Nous verrons que, tout comme cette désillusion frappait ceux qui, aux États-Unis, espéraient trouver dans le Nord une échappatoire aux violences du Sud, Baldwin va lui aussi en faire l’expérience en Europe. S’il perçoit d’abord l’exil comme une opportunité de réinvention, un espace où il pourrait se libérer des carcans de la ségrégation et de l’hétéropatriarcat nord-américains, il se heurte rapidement aux limites du mythe européen de l’universalisme et de la liberté. Car si les formes qu’il prend varient, le racisme est un phénomène profondément enraciné, aux ramifications bien plus vastes que le seul contexte américain. Baldwin va ainsi inscrire son récit migratoire dans une généalogie plus ancienne encore que la Grande Migration, convoquant l’exil originel de ses ancêtres arrachés à l’Afrique par la traite transatlantique :

Je sais, en tout cas, que le moment le plus crucial de mon propre développement vint quand je fus obligé de reconnaître que j’étais une sorte de bâtard de l’Occident ; quand j’ai suivi le fil de mon passé, je ne me suis pas retrouvé en Europe mais en Afrique12.

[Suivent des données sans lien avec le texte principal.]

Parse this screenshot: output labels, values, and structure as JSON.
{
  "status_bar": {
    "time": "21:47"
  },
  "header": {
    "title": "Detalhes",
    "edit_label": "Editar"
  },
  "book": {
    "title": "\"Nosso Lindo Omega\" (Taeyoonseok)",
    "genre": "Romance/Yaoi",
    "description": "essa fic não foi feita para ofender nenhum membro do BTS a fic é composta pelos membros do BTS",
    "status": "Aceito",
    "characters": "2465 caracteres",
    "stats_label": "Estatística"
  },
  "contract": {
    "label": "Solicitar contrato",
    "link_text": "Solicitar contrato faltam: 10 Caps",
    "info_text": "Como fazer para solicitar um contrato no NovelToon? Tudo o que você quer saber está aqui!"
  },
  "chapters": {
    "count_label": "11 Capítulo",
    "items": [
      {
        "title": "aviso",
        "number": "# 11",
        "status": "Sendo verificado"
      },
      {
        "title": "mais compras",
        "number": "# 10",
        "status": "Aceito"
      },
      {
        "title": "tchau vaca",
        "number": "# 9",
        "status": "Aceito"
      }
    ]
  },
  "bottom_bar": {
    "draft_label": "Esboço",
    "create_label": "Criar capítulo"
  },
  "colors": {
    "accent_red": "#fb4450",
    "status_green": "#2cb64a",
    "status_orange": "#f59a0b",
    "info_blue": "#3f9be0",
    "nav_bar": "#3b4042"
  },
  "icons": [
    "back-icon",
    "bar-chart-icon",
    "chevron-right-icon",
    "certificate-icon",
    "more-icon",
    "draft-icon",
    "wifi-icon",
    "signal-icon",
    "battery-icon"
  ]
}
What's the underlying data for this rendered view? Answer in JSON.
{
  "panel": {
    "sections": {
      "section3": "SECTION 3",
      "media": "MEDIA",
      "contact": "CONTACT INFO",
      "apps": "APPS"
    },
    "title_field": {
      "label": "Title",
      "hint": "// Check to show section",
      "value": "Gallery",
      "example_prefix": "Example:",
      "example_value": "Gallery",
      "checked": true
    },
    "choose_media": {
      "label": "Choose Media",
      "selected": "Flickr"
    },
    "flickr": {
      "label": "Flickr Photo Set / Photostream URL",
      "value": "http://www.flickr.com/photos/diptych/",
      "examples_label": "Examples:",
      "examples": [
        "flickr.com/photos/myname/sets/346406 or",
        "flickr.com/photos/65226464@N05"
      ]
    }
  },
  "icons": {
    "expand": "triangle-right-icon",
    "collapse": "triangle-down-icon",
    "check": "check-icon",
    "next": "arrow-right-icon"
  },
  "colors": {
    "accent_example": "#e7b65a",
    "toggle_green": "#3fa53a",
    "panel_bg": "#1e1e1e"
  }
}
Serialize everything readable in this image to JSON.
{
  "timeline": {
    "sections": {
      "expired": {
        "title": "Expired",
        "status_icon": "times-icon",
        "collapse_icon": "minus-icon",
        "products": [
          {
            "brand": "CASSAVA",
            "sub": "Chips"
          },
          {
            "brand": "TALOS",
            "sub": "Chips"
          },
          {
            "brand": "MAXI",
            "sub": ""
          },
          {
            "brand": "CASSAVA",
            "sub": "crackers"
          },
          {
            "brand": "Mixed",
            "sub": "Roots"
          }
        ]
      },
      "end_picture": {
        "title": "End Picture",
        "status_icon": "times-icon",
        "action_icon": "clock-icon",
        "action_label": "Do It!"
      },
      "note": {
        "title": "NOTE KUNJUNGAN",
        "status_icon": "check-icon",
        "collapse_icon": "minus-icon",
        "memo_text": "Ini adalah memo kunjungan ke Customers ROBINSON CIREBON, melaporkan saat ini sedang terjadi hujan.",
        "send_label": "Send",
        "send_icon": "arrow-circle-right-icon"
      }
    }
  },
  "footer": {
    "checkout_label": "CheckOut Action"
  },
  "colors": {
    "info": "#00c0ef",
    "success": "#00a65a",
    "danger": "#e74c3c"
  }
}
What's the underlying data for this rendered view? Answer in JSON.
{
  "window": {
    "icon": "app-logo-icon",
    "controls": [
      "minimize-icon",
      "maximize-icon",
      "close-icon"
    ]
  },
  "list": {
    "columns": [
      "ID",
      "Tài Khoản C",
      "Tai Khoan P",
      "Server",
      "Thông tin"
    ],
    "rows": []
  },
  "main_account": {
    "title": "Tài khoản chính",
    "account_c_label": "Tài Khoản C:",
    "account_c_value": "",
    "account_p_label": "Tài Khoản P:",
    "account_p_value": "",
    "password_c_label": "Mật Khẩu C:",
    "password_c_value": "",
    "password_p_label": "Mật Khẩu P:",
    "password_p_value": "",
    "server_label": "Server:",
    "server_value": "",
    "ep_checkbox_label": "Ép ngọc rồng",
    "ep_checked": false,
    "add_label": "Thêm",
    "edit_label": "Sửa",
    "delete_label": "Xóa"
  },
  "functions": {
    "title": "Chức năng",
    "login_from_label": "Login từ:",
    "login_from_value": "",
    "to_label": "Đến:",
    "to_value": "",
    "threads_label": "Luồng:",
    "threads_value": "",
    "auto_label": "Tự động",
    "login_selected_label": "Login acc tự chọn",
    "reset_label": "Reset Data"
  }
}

Cette mémoire diasporique, marquée par la violence fondatrice de l’Esclavage, façonne sa vision d’une histoire fracturée, dans laquelle il peine à trouver sa place, que ce soit dans la culture occidentale, dont il donne des exemples comme « Shakespeare, Bach, Rembrandt, les pierres de Paris, la cathédrale de Chartres et l’Empire State Building 13», ou dans la culture africaine, qu’il semble étonnamment ignorer en la réduisant à la jungle ou à la tribu :

J’étais un intrus, ce n’était pas mon héritage. En même temps, je n’avais pas d’autre héritage dont je pouvais espérer disposer – j’étais certainement inapte à la jungle ou à la tribu. Il allait falloir que je m’approprie ces siècles blancs, il allait falloir que je les fasse miens – il allait falloir que j’accepte mon attitude particulière, ma place spéciale dans ce cadre – sinon, je n’aurais de place dans aucun cadre14

Dans le rapport à l’Afrique, l’environnement cosmopolite de Paris va lui offrir une perspective unique pour analyser les dynamiques raciales en dehors du contexte américain. Il aura l’opportunité de réfléchir aux différences culturelles, historiques et sociales qui existent entre les personnes issues de la diaspora africaine et afro-américaine et de saisir plus profondément son américanité. Bien que partageant une histoire de racisme et une origine commune, il met en lumière les écarts fondamentaux entre une migration contrainte et lointaine, celle de ses ancêtres réduits en esclavage, et une migration plus récente encore en contact avec le continent d’origine. Il explore ces tensions à travers son œuvre à partir de ses rencontres avec des intellectuels africains et antillais à Paris, notamment dans un de ses premiers articles écrits en 1950 dans la capitale, « The Negro in Paris15 ». Ces distinctions, qu’il essaye d’analyser avec la rigueur et l’acuité d’un sociologue, soulèvent des questions cruciales sur l’identité, l’exil et l’appartenance. Baldwin expérimente de se placer ici en observateur externe des dynamiques raciales, évitant soigneusement le « nous » inclusif pour privilégier l’apparence d’une analyse froide et méthodique. À travers cette posture davantage détachée, il paraît déconstruire les logiques de l’oppression, non comme un acteur impliqué, mais en anthropologue des rapports de pouvoir, démontrant leur caractère systémique et universel. Dans d’autres essais, il sera moins capable de réprimer l’élan poétique qui le traverse tout en conservant leur caractère universel.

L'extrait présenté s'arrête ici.